If you are a pro-life person, as you read this you may be saying to yourself, 'this guy is nuts.' What I refer to is a couple of events appearing in one edition of the local newspaper (Traverse City Record Eagle). The events reported included the arrest of a man for placing his girl friend's one month old baby in a microwave and burning the child to death (or at least attempting to do so). I was so appalled by the first paragraph I couldn't finish the rest of the story. Another story told of how a mother and her boy friend repeatedly beat her three year old child to death in an attempt to discipline the child. There is no one on this planet that could convince me that these children would not have been better off not being born in the first place. It breaks my heart to think about the life these children had here on earth.
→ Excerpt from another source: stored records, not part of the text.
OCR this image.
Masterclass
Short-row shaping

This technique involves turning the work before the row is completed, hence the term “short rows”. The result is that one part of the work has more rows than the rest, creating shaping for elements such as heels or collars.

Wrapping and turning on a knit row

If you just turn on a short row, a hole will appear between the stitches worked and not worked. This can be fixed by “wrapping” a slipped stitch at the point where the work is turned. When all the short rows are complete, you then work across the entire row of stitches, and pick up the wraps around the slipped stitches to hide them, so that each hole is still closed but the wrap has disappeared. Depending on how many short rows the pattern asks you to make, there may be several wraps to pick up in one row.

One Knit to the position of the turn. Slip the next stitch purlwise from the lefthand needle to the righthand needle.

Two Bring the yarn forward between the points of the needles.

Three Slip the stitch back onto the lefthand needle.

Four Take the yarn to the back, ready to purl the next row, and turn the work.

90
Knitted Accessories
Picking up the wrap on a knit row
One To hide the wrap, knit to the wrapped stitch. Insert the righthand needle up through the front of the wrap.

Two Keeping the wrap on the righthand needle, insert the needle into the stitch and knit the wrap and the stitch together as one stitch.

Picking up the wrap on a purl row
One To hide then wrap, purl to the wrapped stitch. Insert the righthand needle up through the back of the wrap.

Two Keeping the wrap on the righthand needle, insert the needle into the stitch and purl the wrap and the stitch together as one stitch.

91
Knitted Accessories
I understand the arguments of both sides completely in the important and ungoing public debate about who should decide whether to terminate a pregnancy. Could these two tragic children have possibly been the product of wanted and planned pregnancies? I think not. Even in this pro-choice era, there are a lot of pressures brought to bear against women, who for one reason or another, find themselves pregnant when they didn't want to be pregnant. Thousands, if not hundreds of thousands, of children are born into living situations which are less than optimal in terms of a welcoming committee for the introduction into life. The cost of bearing children, financially and emotionally, is great and I respectfully submit that it should not be a governmental decision that dictates the bearing of that child when, as a practical matter, it is not feasible to do so. The damage to the lives of children do not need to be as extreme as the stories I have presented above to inflict real suffering on the product of unwanted pregnancies. I know that there are many examples of children born in 'delicate' situations who have gone on to fame and fortune, arising from miserable life situations in the doing, but, again, as a practical matter, doesn't it really make sense to allow the woman carrying such a child to assess the circumstances and react to those cirumstances rather than create a blanket rule?